Guide to Living #2
Right before I was diagnosed with cancer, I felt trapped at work. I had no one else to blame but myself, because I took on WAY too much. I mean, way way too much. I was doing at least 3 full time jobs and trying to smash it all in a single workweek.
I was constantly working. My quality of work was plummeting, and no one seemed happy despite how hard I worked. Everything was behind, and I had a nasty feeling in the pit of my gut every time I got up.
And, oh yeah...it was around that time that I started having blood in my crap.
So I went to therapy, thinking it was all stress related. My therapist told me I was nuts for doing the stuff I was doing. I wanted to cut back on my work, but it seemed so far along, and I had so much to make up that I had no idea how I would do it. I was stressed to the max, I was having cancer symptoms, and I felt I had no way out.
Until I got cancer.
Getting cancer was a really sucky way to get out of my jam, but it worked. Everyone, from family to my workplace, backed off. It was the break I needed to completely restart my life. I cut out over half of all my duties at work, I stopped trying to be superman, and nobody got in my way. My bosses were stellar, and frankly, they let me off the hook on a lot of stuff. I was supported beyond what was fair for them. They saw I needed help, and getting cancer helped all of us see it.
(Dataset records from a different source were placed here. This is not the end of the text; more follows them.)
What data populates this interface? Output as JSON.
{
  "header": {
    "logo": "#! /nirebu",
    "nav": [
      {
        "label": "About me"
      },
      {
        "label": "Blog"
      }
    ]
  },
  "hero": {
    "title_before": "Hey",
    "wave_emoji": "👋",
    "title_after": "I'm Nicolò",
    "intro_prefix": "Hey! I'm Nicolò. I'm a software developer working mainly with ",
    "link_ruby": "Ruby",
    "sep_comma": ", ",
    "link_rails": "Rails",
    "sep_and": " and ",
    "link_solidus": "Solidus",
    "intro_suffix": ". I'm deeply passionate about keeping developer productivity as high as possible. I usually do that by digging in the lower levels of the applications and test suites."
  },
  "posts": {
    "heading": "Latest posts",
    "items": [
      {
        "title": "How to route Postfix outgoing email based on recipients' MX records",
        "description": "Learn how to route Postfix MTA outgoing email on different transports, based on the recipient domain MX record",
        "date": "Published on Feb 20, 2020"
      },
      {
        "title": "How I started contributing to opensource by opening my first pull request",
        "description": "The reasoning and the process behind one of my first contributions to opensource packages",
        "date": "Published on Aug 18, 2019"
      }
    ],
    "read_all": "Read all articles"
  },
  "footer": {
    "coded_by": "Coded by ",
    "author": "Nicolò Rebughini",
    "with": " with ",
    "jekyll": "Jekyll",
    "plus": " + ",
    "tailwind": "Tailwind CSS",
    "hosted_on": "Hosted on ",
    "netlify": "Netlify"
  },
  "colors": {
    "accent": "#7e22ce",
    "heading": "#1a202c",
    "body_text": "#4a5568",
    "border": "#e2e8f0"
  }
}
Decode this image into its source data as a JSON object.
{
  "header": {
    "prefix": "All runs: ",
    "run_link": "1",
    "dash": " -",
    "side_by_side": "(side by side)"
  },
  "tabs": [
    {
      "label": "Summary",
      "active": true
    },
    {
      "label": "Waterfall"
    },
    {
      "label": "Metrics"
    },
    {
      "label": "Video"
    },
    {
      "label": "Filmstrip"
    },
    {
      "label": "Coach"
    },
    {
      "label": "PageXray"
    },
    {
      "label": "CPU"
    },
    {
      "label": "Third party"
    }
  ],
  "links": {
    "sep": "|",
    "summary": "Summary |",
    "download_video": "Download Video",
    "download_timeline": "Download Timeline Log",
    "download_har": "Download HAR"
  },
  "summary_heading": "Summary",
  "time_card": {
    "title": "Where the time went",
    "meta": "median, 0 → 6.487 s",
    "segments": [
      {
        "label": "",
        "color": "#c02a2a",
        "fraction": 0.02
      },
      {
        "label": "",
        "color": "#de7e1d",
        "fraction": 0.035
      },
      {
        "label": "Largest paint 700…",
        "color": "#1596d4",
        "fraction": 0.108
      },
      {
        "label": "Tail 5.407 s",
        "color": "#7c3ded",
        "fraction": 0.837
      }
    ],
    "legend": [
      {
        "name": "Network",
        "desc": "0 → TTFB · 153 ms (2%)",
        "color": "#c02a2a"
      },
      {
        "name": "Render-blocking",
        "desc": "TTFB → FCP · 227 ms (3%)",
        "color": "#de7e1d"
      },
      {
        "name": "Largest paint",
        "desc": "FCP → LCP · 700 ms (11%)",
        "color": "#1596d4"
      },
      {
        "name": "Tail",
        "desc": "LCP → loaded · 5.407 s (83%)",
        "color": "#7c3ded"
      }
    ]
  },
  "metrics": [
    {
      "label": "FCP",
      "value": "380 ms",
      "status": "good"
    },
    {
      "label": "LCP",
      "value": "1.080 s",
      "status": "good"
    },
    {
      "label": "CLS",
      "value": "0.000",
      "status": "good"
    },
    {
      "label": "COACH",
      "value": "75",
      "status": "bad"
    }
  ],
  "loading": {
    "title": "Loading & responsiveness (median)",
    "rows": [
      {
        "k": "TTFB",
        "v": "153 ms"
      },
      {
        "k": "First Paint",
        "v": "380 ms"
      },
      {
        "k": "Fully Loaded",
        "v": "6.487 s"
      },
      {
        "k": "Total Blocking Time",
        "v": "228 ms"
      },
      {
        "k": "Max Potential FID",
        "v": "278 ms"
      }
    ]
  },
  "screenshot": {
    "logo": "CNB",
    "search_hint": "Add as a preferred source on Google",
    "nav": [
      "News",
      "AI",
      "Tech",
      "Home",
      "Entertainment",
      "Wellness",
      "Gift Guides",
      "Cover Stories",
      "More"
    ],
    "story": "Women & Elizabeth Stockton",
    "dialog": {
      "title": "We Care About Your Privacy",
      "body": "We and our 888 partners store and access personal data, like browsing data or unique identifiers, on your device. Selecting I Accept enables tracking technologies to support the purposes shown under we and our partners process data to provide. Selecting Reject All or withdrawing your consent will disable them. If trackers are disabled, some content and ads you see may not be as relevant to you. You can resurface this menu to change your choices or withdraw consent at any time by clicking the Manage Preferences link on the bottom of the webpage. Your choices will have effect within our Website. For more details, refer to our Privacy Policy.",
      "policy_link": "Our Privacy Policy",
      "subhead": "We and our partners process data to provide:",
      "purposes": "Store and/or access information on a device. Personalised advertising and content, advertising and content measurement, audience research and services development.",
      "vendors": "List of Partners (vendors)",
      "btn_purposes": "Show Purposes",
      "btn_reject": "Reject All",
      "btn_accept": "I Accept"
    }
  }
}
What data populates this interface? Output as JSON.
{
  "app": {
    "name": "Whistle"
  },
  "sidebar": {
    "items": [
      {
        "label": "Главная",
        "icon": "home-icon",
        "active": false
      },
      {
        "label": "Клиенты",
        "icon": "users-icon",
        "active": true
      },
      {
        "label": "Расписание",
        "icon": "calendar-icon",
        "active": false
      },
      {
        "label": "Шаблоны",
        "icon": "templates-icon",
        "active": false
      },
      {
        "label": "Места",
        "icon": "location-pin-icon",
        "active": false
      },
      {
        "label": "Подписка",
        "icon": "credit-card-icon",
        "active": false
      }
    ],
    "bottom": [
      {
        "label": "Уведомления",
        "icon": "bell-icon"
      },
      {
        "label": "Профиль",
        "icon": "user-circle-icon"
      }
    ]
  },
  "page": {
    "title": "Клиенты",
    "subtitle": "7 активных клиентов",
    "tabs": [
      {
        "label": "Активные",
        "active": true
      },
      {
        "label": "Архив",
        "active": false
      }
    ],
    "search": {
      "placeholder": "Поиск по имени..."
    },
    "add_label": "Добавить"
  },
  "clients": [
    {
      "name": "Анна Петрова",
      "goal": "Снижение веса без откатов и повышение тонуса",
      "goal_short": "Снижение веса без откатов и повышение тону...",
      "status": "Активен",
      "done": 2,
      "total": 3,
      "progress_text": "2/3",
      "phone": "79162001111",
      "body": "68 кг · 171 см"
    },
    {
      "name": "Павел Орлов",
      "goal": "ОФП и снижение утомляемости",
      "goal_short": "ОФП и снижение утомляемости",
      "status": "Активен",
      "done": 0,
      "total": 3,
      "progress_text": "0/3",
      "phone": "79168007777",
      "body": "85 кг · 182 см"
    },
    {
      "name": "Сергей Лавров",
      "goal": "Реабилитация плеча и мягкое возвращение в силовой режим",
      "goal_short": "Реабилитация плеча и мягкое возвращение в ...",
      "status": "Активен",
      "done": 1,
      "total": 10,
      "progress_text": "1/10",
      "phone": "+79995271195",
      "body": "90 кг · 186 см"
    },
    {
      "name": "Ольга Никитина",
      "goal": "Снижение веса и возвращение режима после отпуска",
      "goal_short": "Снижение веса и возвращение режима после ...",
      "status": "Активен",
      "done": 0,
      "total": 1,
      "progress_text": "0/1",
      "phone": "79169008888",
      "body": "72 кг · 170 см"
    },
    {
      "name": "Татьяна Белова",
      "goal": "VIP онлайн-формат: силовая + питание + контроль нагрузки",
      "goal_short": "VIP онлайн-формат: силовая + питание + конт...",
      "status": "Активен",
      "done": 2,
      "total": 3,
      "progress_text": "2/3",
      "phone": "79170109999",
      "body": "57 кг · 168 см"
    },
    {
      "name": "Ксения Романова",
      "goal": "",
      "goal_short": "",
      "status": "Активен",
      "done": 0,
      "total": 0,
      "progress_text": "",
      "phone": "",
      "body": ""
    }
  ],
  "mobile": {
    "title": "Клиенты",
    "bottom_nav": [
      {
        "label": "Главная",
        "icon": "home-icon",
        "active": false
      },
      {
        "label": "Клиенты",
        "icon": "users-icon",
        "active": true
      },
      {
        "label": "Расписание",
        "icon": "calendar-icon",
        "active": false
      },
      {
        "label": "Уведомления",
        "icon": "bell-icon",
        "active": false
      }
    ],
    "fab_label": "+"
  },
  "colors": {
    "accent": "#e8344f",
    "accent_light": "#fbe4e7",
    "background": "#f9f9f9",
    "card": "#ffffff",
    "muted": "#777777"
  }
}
We all get in ruts, and sometimes those ruts just eat away at us like a cancer. They strip you of your happiness and chop away your ability to break free. These ruts deplete you of energy and then shame you for looking miserable and doing nothing about it.
And I hope to God Almighty that cancer isn't your break from the rut like it was for me. But whatever your break, take it when it pops up. The world will never care enough about your well-being in the way that you need.
If you're stressed out, feeling hopeless, or not sure where to go next, look for those breaks or those second chances and embrace them...even if it's cancer.